ECCLÉSIASTE

1.

Ce livre, le 7 e des «Écrits» dans la Bible hébraïque,
le 2 e dans les LXX, la Vulg, et nos versions modernes, des oeuvres
canoniques attribuées à Salomon, s'appelle en hébreu Qohéleth
(litt., celle qui rassemble), forme fém. désignant la fonction ou la
dignité plutôt que l'homme qui la revêt. Qohéleth n'est pas la
«sagesse» personnifiée, dans la bouche de laquelle maint
passage (Ec 1:12-18 2:12 et suivants) ne se comprendrait pas.
Les LXX puis la Vulg, ont traduit ce mot par Ekklêsiastês (d'où
l' Ecclésiaste), celui qui dirige une assemblée ou qui enseigne
(cf. Luther: le Prédicateur)

2.

Il est difficile de donner un résumé de cette collection de
sentences. Elle débute par la constatation de la vanité mais aussi de
l'immutabilité des choses (Ec 1:1,11). La sagesse, pas plus que
la richesse ou le plaisir, ne rend heureux; le mieux est de jouir des
biens de ce monde (Ec 11:2-2:26 5:18-20 6:1,12). Dieu a fixé un
temps pour chaque chose (Ec 3:1,8). Le sort de l'homme est
pareil à celui de la bête; sa supériorité est nulle (Ec 3:9-22).
A quoi bon vivre quand l'injustice règne, et travailler quand on n'a
point d'héritier? (Ec 4:1-8 5:7,16) Pourtant l'entr'aide est
précieuse: deux valent mieux qu'un (Ec 4:9,12). Sois prudent
dans ta conduite à l'égard de Dieu et dans tes paroles (Ec
4:13-5:8), et modéré dans le bien comme dans le mal (Ec 7).
Dieu a établi les choses comme elles sont: n'essaye pas de tout
comprendre (Ec 8 à Ec 10). Travaille avec confiance: Dieu
voit et dirige tout (Ec 11:1,8). Jouis de la vie pendant ta
jeunesse, avant la décrépitude et la mort (Ec 12:1,8). En somme:
crains Dieu et garde ses commandements (Ec 12:9-14).

3.

La tradition juive et chrétienne qui attribue ce livre à Salomon est
insoutenable. Le texte Ec 1 1 (roi dans Jérusalem) est
insolite et Qohéleth dit (Ec 1:12) qu'il a été roi. Or
Salomon est mort sur le trône. (cf. Pr 1:1) Surtout la langue de
l'Ecclésiaste, dans son vocabulaire et dans sa construction
syntactique, n'est pas celle du X e mais du II e siècle av. J.-C, en
recul même sur celle de Daniel. «Si l'Ecclésiaste est de Salomon, une
histoire de la langue hébraïque est tout simplement impossible»
(Delitzsch).

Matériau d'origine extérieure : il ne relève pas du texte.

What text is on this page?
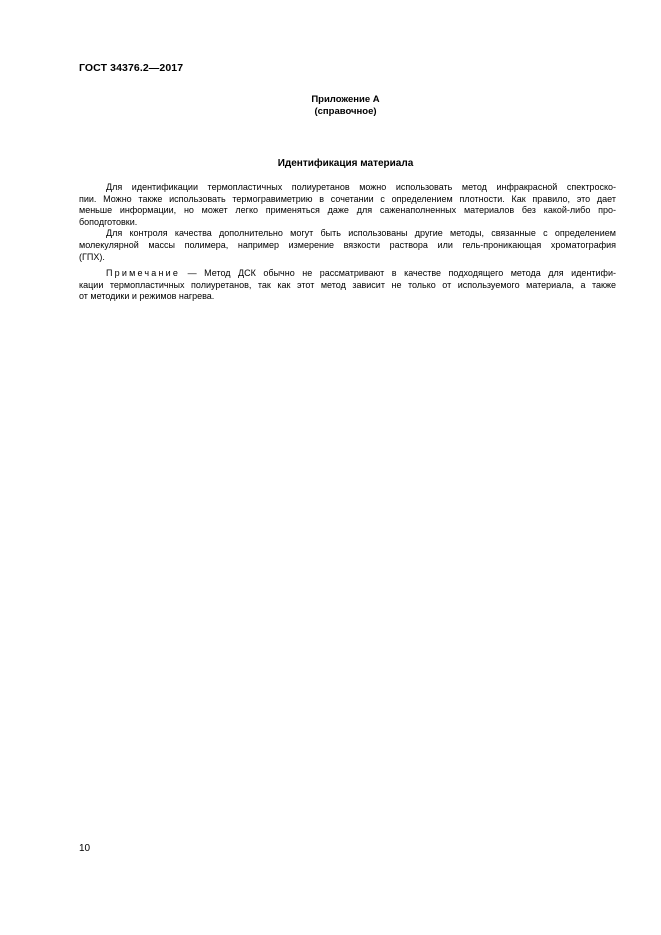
ГОСТ 34376.2—2017
Приложение А
(справочное)
Идентификация материала
Для идентификации термопластичных полиуретанов можно использовать метод инфракрасной спектроско-
пии. Можно также использовать термогравиметрию в сочетании с определением плотности. Как правило, это дает
меньше информации, но может легко применяться даже для саженаполненных материалов без какой-либо про-
боподготовки.
Для контроля качества дополнительно могут быть использованы другие методы, связанные с определением
молекулярной массы полимера, например измерение вязкости раствора или гель-проникающая хроматография
(ГПХ).
Примечание — Метод ДСК обычно не рассматривают в качестве подходящего метода для идентифи-
кации термопластичных полиуретанов, так как этот метод зависит не только от используемого материала, а также
от методики и режимов нагрева.
10
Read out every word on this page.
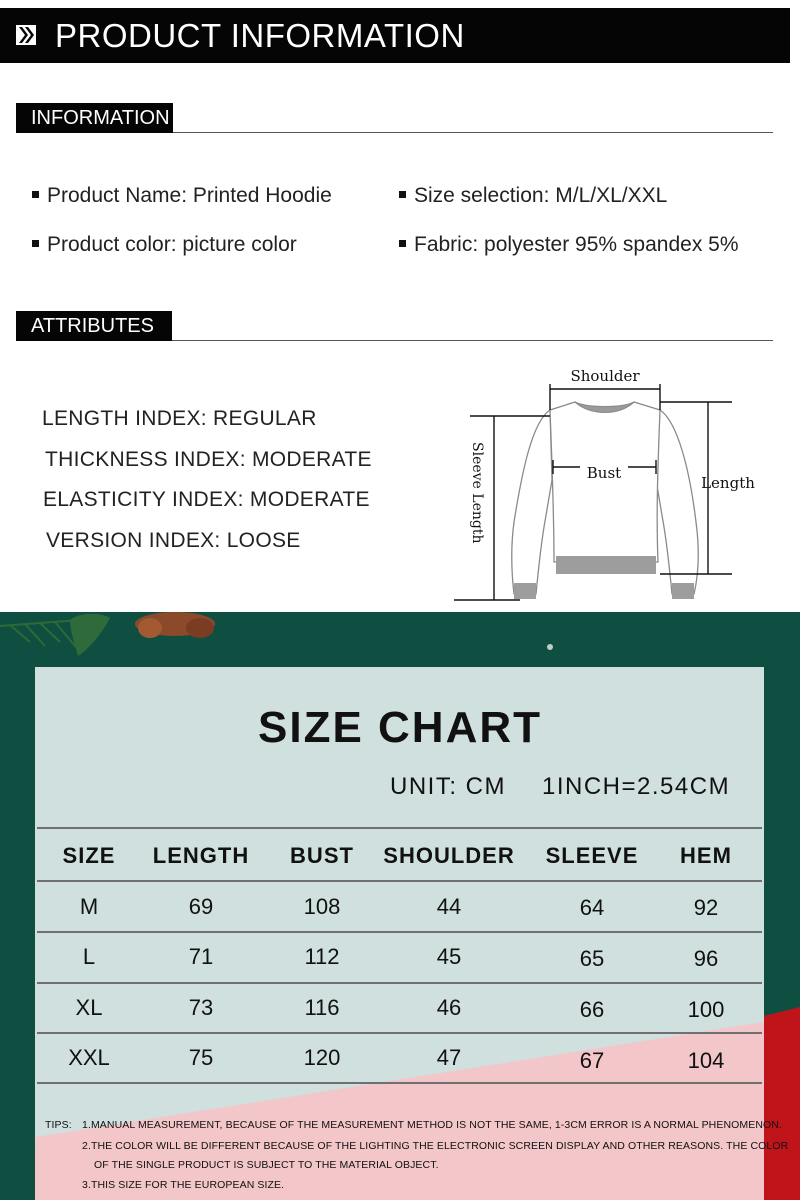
PRODUCT INFORMATION
INFORMATION
Product Name: Printed Hoodie	Size selection: M/L/XL/XXL
Product color: picture color	Fabric: polyester 95% spandex 5%
ATTRIBUTES
LENGTH INDEX: REGULAR
THICKNESS INDEX: MODERATE
ELASTICITY INDEX: MODERATE
VERSION INDEX: LOOSE
Shoulder
Bust
Length
Sleeve Length
SIZE CHART
UNIT: CM 1INCH=2.54CM
SIZE	LENGTH	BUST	SHOULDER	SLEEVE	HEM
M	69	108	44	64	92
L	71	112	45	65	96
XL	73	116	46	66	100
XXL	75	120	47	67	104
TIPS: 1.MANUAL MEASUREMENT, BECAUSE OF THE MEASUREMENT METHOD IS NOT THE SAME, 1-3CM ERROR IS A NORMAL PHENOMENON.
2.THE COLOR WILL BE DIFFERENT BECAUSE OF THE LIGHTING THE ELECTRONIC SCREEN DISPLAY AND OTHER REASONS. THE COLOR
OF THE SINGLE PRODUCT IS SUBJECT TO THE MATERIAL OBJECT.
3.THIS SIZE FOR THE EUROPEAN SIZE.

Antérieur au livre apocryphe de la «Sagesse de Salomon»
(environ 100 ans av. J.-C.) et à la période brillante de la
restauration macchabéenne, l'Ecclésiaste fut vraisemblablement écrit
vers l'an 200.

Son origine égyptienne, supposée par quelques savants,
expliquerait sans peine les obscurités de sa prose et l'emploi de
certains termes. Cependant les Juifs d'Egypte ne parlaient guère que
le grec (cf. les LXX) et c'est en grec que l'auteur de l'Ecclésiaste
aurait écrit s'il avait été alexandrin. Tel n'est pas le cas: les
héllénismes relevés dans son texte sont même en petit nombre. Cette
oeuvre est donc probablement d'origine palestinienne.

4.

Les incohérences de pensée et de convictions qu'on y découvre nous
obligent à reconnaître dans ces pages l'oeuvre de plusieurs mains. Du
reste le livre lui-même nous y invite (Ec 1:2 «...dit
l'Ecclésiaste.», cf. Ec 7:27 12:10). Voici l'explication la plus
plausible de ce phénomène: A une heure lugubre de l'histoire des
Juifs, un sage de grande perspicacité et de grande sincérité mit par
écrit ses expériences religieuses et morales, déconcertantes pour la
foi de ses frères et propres à les scandaliser. Mais cet opuscule
disait si bien ce que beaucoup pensaient, que l'on ne put ni
l'ignorer, dans les milieux où il soulevait de l'opposition, ni faire
autour de lui la conspiration du silence. Il ne fut pas mutilé dans
la suite, mais un croyant orthodoxe tenta d'en corriger l'influence
délétère par des adjonctions, et c'est à ce dernier que l'on doit ces
rappels à la Providence, auteur des biens et des maux, qui exercera
un jour le jugement suprême (Ec 2 21 3:11,17 5:1 etc.). Ce
commentateur pieux n'est pas le même personnage que l'éditeur de
l'ouvrage primitif (cf. Ec 12:11 et suivant et déjà Ec
1:1), lequel s'était borné à le publier tel quel.

5.

Tous les écrits de l'A.T, ont subi des transformations de ce genre.
Chez aucun, cependant, le contraste n'est aussi marqué entre l'auteur
primitif et le rédacteur final. Celui-ci s'applique à opposer sa
piété au pessimisme sceptique de son devancier. C'est que
l'Ecclésiaste se distingue nettement des autres écrivains bibliques.
Ceux-ci sont convaincus que Dieu a organisé le monde pour le bien de
ses créatures et pour le bonheur de son peuple. L'avenir, qui lui
appartient, réserve à Israël aujourd'hui méprisé une restauration
triomphale. Ils repoussent avec horreur le doute qui les effleure
parfois. (cf. Ps 73 Job, etc.) l'Ecclésiaste, libre de tout
préjugé et sans égard pour personne, dit ce qu'il voit: la vanité de
la vie, la triste condition des hommes tourmentés de désirs que rien
ne satisfait, l'égalité de sort pour l'homme et la bête et
l'incertitude totale à l'égard de l'avenir: cette vie
haïssable (Ec 2:17) ne vaut pas la peine d'être vécue.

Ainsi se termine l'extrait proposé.